The American Civil Liberties Union, which is lead counsel in the New Hampshire case, has urged the Supreme Court to deny review, with ACLU attorney Cody Wofsy describing the government’s legal arguments as “so flimsy they collapse under the slightest scrutiny.” He added, however, that if the justices do take the case, “we are more than ready to defeat President Trump in the Supreme Court.”
At the heart of the dispute is the Citizenship Clause of the Fourteenth Amendment, ratified in 1868, which states: “All persons born or naturalized in the United States, and subject to the jurisdiction thereof, are citizens of the United States and of the State wherein they reside.” For more than a century, that language has been understood — through the Supreme Court’s 1898 decision in United States v. Wong Kim Ark and dozens of subsequent rulings — to guarantee citizenship to virtually everyone born on American soil, regardless of their parents’ immigration status, with only narrow exceptions for children of foreign diplomats and invading armies.
The Trump administration argues that children born to non-citizens who are merely “subject to U.S. laws” are not truly “subject to the jurisdiction” of the United States in the full sense intended by the amendment’s framers. Solicitor General D. John Sauer has told the Court that the lower-court rulings “invalidated a policy of prime importance to the president” and wrongly “confer the privilege of American citizenship on hundreds of thousands of unqualified people.”
Every federal judge and appeals panel to examine the order so far has rejected that interpretation. Even after the Supreme Court’s June 2025 decision sharply limiting the power of district judges to issue nationwide injunctions, challengers quickly pivoted to class-action lawsuits and multi-state litigation — formats the Court’s ruling explicitly left open — and secured new nationwide relief within weeks.
- The birthright citizenship fight is only the first of several Trump immigration initiatives to reach the Supreme Court for a merits ruling.

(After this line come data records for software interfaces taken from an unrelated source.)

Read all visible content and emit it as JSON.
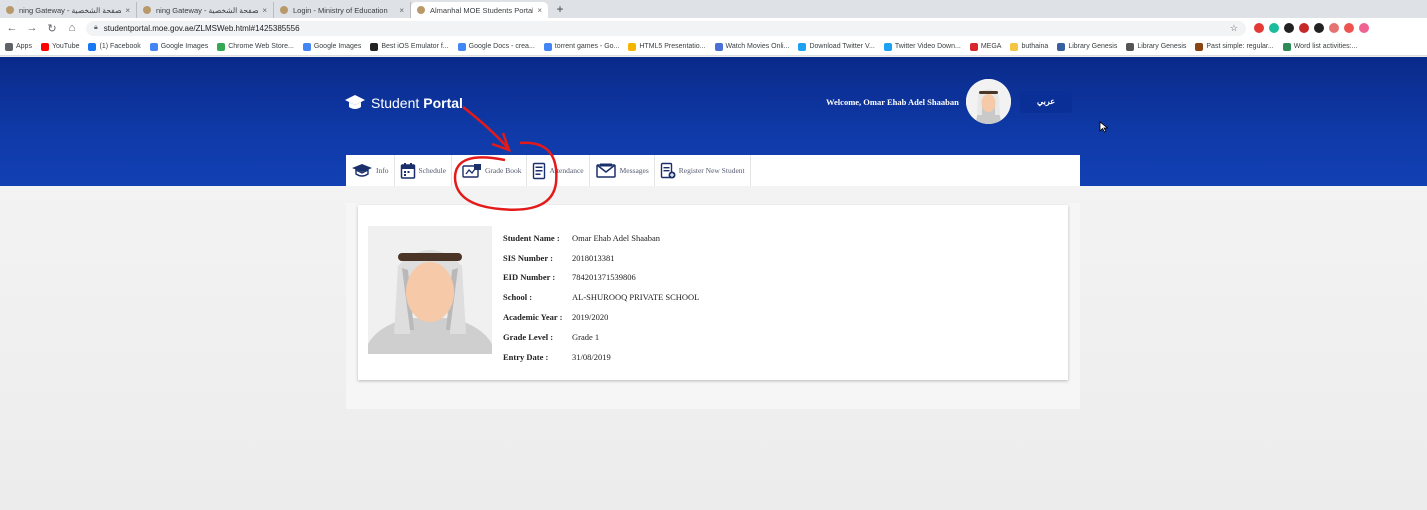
{
  "browser": {
    "tabs": [
      {
        "title": "ning Gateway - الصفحة الشخصية",
        "active": false
      },
      {
        "title": "ning Gateway - الصفحة الشخصية",
        "active": false
      },
      {
        "title": "Login - Ministry of Education",
        "active": false
      },
      {
        "title": "Almanhal MOE Students Portal",
        "active": true
      }
    ],
    "new_tab": "+",
    "close_glyph": "×",
    "url": "studentportal.moe.gov.ae/ZLMSWeb.html#1425385556",
    "bookmarks": [
      {
        "label": "Apps",
        "color": "#5f6368"
      },
      {
        "label": "YouTube",
        "color": "#ff0000"
      },
      {
        "label": "(1) Facebook",
        "color": "#1877f2"
      },
      {
        "label": "Google Images",
        "color": "#4285f4"
      },
      {
        "label": "Chrome Web Store...",
        "color": "#34a853"
      },
      {
        "label": "Google Images",
        "color": "#4285f4"
      },
      {
        "label": "Best iOS Emulator f...",
        "color": "#222222"
      },
      {
        "label": "Google Docs - crea...",
        "color": "#4285f4"
      },
      {
        "label": "torrent games - Go...",
        "color": "#4285f4"
      },
      {
        "label": "HTML5 Presentatio...",
        "color": "#f4b400"
      },
      {
        "label": "Watch Movies Onli...",
        "color": "#4a6fd6"
      },
      {
        "label": "Download Twitter V...",
        "color": "#1da1f2"
      },
      {
        "label": "Twitter Video Down...",
        "color": "#1da1f2"
      },
      {
        "label": "MEGA",
        "color": "#d9272e"
      },
      {
        "label": "buthaina",
        "color": "#f4c542"
      },
      {
        "label": "Library Genesis",
        "color": "#3a5fa0"
      },
      {
        "label": "Library Genesis",
        "color": "#555555"
      },
      {
        "label": "Past simple: regular...",
        "color": "#8b4513"
      },
      {
        "label": "Word list activities:...",
        "color": "#2e8b57"
      }
    ],
    "extension_colors": [
      "#e53935",
      "#1abc9c",
      "#222222",
      "#c62828",
      "#222222",
      "#e57373",
      "#ef5350",
      "#f06292"
    ]
  },
  "portal": {
    "logo_text": "Student",
    "logo_bold": "Portal",
    "welcome": "Welcome, Omar Ehab Adel Shaaban",
    "language_button": "عربي",
    "nav": [
      {
        "label": "Info",
        "icon": "graduation-cap-icon"
      },
      {
        "label": "Schedule",
        "icon": "calendar-icon"
      },
      {
        "label": "Grade Book",
        "icon": "grade-book-icon"
      },
      {
        "label": "Attendance",
        "icon": "attendance-icon"
      },
      {
        "label": "Messages",
        "icon": "envelope-icon"
      },
      {
        "label": "Register New Student",
        "icon": "register-icon"
      }
    ],
    "student": [
      {
        "label": "Student Name :",
        "value": "Omar Ehab Adel Shaaban"
      },
      {
        "label": "SIS Number :",
        "value": "2018013381"
      },
      {
        "label": "EID Number :",
        "value": "784201371539806"
      },
      {
        "label": "School :",
        "value": "AL-SHUROOQ PRIVATE SCHOOL"
      },
      {
        "label": "Academic Year :",
        "value": "2019/2020"
      },
      {
        "label": "Grade Level :",
        "value": "Grade 1"
      },
      {
        "label": "Entry Date :",
        "value": "31/08/2019"
      }
    ]
  },
  "colors": {
    "header_blue": "#0f3aa8",
    "annotation_red": "#e41a1a"
  }
}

Others remain in various stages of emergency litigation, including:
- The administration’s unprecedented peacetime invocation of the 1798 Alien Enemies Act to rapidly deport alleged members of the Venezuelan Tren de Aragua gang without immigration hearings (currently blocked in multiple jurisdictions).
- Federalization and deployment of National Guard troops from other states to conduct immigration raids in Chicago, Los Angeles, and Portland — deployments that have been temporarily or permanently halted by lower courts over Posse Comitatus Act and Tenth Amendment concerns.
- “Operation Midway Blitz” and similar large-scale enforcement surges that critics say rely on racial, linguistic, and occupational profiling.
With a 6-3 conservative majority, the Court has sent mixed signals on these emergency applications: lifting some lower-court stays, rejecting others, and repeatedly asking for additional briefing. Today’s conference on birthright citizenship will be the clearest indication yet of how far the Court is willing to go in accommodating — or rejecting — President Trump’s aggressive reinterpretation of executive authority over immigration and citizenship.
For now, every child born on American soil continues to be recognized as a U.S. citizen at birth, exactly as the law has provided since 1868. Whether that 157-year tradition survives into 2026 now rests with nine justices meeting behind closed doors.